RLlib Annotations/Decorators

Throughout the RLlib codebase, we will use the following practical class-, method-, and function decorators:

ray.rllib.utils.annotations.override(cls)[source]

Decorator for documenting method overrides.

Parameters

cls (type) – The superclass that provides the overridden method. If this cls does not actually have the method, an error is raised.

Examples

>>> class TorchPolicy(Policy):
... ...
...     # Indicates that `TorchPolicy.loss()` overrides the parent
...     # Policy class' own `loss method. Leads to an error if Policy
...     # does not have a `loss` method.
...     @override(Policy)
...     def loss(self, model, action_dist, train_batch):
...         # ...
ray.rllib.utils.annotations.PublicAPI(obj)[source]

Decorator for documenting public APIs.

Public APIs are classes and methods exposed to end users of RLlib. You can expect these APIs to remain stable across RLlib releases.

Subclasses that inherit from a @PublicAPI base class can be assumed part of the RLlib public API as well (e.g., all trainer classes are in public API because Trainer is @PublicAPI).

In addition, you can assume all trainer configurations are part of their public API as well.

Examples

>>> # Indicates that the `Trainer` class is exposed to end users
... # of RLlib and will remain stable across RLlib releases.
... @PublicAPI
... class Trainer(tune.Trainable):
... ...
ray.rllib.utils.annotations.DeveloperAPI(obj)[source]

Decorator for documenting developer APIs.

Developer APIs are classes and methods explicitly exposed to developers for the purposes of building custom algorithms or advanced training strategies on top of RLlib internals. You can generally expect these APIs to be stable sans minor changes (but less stable than public APIs).

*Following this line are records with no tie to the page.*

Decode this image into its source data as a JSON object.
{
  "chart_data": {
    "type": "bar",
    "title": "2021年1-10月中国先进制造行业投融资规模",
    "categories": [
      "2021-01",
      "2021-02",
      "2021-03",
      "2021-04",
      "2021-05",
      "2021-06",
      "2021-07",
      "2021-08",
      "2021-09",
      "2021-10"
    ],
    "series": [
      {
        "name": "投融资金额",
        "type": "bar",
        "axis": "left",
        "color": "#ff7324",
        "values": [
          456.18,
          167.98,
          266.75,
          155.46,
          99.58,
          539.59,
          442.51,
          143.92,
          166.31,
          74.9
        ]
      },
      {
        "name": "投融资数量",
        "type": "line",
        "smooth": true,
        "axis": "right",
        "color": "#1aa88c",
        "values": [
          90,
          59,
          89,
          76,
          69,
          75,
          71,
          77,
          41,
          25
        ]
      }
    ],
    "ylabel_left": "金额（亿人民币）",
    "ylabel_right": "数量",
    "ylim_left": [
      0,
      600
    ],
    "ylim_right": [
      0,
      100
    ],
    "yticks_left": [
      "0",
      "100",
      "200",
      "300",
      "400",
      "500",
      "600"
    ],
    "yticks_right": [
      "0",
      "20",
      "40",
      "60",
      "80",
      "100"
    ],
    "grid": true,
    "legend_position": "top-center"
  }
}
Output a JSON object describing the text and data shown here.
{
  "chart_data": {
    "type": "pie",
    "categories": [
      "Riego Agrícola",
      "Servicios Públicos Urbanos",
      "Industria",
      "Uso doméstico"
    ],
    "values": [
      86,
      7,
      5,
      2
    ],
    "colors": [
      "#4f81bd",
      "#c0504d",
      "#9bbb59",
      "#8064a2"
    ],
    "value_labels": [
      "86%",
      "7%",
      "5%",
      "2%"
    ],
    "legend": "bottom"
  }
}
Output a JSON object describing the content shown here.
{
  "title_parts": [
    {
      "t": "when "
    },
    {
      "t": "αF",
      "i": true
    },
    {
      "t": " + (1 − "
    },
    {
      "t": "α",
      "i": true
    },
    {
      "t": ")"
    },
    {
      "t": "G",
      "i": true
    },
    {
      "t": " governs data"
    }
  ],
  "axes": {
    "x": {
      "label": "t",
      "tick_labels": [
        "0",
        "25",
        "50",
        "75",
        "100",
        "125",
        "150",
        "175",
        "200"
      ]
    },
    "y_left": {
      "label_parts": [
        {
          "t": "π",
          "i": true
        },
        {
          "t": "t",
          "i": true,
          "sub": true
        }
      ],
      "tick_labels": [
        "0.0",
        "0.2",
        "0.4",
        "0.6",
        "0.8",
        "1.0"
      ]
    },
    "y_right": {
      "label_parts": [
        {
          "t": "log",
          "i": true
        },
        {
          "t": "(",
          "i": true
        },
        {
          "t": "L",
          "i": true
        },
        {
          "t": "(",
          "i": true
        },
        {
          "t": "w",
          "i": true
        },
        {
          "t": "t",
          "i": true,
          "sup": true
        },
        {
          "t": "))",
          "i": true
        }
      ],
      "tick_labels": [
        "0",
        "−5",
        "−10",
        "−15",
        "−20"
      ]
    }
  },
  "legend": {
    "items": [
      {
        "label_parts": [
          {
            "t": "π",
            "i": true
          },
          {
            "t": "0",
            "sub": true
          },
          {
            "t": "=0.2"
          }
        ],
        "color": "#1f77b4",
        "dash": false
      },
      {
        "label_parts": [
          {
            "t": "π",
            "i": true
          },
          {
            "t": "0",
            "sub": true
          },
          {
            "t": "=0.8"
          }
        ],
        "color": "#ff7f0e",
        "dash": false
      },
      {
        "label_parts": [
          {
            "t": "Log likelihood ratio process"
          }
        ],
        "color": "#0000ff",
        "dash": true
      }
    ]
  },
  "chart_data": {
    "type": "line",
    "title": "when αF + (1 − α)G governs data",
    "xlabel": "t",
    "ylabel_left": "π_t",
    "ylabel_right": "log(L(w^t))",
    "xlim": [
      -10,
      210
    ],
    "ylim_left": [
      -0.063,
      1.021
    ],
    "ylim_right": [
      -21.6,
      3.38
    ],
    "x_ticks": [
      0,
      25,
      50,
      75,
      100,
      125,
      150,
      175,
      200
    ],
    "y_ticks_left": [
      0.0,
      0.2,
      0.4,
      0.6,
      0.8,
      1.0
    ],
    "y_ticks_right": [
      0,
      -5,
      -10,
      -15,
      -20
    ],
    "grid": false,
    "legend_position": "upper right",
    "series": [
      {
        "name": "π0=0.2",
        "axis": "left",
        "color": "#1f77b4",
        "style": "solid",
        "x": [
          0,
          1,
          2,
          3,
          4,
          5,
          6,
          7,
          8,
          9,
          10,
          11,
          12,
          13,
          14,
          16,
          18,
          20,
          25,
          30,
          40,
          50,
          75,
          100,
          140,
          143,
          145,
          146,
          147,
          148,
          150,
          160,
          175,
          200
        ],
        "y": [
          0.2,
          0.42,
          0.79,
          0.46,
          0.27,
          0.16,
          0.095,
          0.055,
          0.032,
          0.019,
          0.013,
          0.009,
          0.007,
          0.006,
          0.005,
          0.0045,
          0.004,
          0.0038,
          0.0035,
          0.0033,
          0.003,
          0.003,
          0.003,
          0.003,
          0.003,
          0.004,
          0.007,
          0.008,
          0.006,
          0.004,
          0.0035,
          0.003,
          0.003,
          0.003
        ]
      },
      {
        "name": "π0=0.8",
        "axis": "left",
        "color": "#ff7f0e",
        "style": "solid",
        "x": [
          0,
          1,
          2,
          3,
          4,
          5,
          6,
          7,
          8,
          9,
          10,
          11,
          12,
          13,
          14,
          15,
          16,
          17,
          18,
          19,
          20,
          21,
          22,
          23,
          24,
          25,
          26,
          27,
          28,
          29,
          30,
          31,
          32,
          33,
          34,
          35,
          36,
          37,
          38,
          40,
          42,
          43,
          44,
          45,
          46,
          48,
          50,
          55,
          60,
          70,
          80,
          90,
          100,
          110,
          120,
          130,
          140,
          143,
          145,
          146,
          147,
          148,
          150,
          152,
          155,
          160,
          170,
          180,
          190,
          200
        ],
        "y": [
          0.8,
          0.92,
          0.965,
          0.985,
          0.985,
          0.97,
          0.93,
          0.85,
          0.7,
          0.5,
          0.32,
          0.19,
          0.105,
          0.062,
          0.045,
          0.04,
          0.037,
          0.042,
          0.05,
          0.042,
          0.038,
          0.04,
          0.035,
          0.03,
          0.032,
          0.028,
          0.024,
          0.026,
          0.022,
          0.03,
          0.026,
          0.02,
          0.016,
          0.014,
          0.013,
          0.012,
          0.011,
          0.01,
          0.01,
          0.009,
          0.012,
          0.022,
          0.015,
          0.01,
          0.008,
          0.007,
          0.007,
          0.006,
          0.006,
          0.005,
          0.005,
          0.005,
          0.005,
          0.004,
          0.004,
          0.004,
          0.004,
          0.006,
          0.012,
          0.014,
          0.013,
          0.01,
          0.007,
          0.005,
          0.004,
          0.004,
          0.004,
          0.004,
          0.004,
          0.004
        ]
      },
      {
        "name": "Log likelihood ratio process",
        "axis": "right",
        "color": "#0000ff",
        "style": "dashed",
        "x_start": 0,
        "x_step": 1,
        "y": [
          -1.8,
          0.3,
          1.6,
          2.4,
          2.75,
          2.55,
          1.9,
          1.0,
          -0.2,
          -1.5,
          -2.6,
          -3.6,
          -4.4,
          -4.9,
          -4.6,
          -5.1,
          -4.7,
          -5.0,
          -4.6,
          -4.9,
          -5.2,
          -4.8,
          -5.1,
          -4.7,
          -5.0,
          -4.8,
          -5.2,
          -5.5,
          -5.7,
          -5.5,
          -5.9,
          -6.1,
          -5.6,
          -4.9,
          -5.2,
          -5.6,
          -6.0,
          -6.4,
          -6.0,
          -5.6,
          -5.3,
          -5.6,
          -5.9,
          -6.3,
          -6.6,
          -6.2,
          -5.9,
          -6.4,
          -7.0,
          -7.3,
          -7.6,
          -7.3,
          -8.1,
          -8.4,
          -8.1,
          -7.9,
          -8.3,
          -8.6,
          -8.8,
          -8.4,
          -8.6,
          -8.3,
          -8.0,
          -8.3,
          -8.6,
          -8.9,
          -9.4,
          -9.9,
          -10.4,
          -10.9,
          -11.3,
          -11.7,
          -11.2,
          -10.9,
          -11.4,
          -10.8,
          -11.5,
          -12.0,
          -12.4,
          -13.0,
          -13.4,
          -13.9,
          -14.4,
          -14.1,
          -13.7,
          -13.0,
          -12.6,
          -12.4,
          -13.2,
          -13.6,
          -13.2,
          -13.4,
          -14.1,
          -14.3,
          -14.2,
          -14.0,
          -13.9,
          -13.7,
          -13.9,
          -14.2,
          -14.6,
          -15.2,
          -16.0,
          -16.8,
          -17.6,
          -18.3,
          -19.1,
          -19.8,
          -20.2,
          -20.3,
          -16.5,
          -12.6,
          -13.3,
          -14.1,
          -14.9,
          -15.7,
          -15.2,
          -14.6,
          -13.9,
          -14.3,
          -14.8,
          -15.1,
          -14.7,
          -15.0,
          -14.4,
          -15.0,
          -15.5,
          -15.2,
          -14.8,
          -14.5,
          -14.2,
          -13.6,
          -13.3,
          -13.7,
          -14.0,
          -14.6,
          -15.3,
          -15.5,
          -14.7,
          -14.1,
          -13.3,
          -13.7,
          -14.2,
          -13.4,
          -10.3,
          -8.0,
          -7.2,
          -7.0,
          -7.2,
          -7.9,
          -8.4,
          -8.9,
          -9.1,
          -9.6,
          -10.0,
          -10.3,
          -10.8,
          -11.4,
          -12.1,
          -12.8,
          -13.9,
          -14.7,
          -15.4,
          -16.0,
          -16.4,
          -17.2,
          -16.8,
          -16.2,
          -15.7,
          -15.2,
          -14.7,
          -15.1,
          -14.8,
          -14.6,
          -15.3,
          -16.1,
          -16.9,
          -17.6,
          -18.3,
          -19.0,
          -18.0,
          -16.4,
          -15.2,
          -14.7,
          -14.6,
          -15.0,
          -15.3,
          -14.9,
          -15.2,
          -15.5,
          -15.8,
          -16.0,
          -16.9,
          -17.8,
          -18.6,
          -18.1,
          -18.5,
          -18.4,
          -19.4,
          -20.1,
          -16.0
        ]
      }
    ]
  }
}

Subclasses that inherit from a @DeveloperAPI base class can be assumed part of the RLlib developer API as well.

Examples

>>> # Indicates that the `TorchPolicy` class is exposed to end users
... # of RLlib and will remain (relatively) stable across RLlib
... # releases.
... @DeveloperAPI
... class TorchPolicy(Policy):
... ...
ray.rllib.utils.annotations.ExperimentalAPI(obj)[source]

Decorator for documenting experimental APIs.

Experimental APIs are classes and methods that are in development and may change at any time in their development process. You should not expect these APIs to be stable until their tag is changed to DeveloperAPI or PublicAPI.

Subclasses that inherit from a @ExperimentalAPI base class can be assumed experimental as well.

Examples

>>> class TorchPolicy(Policy):
...     ...
...     # Indicates that the `TorchPolicy.loss` method is a new and
...     # experimental API and may change frequently in future
...     # releases.
...     @ExperimentalAPI
...     def loss(self, model, action_dist, train_batch):
...         # ...
ray.rllib.utils.annotations.OverrideToImplementCustomLogic(obj)[source]

Users should override this in their sub-classes to implement custom logic.

Used in Trainer and Policy to tag methods that need overriding, e.g. Policy.loss().

Examples

>>> @overrides(TorchPolicy)
... @OverrideToImplementCustomLogic
... def loss(self, ...):
...     # implement custom loss function here ...
...     # ... w/o calling the corresponding `super().loss()` method.
ray.rllib.utils.annotations.OverrideToImplementCustomLogic_CallToSuperRecommended(obj)[source]

Users should override this in their sub-classes to implement custom logic.

Thereby, it is recommended (but not required) to call the super-class’ corresponding method.

Used in Trainer and Policy to tag methods that need overriding, but the super class’ method should still be called, e.g. Trainer.setup().

Examples

>>> @overrides(Trainable)
... @OverrideToImplementCustomLogic_CallToSuperRecommended
... def setup(self, config):
...     # implement custom setup logic here ...
...     super().setup(config)
...     # ... or here (after having called super()'s setup method.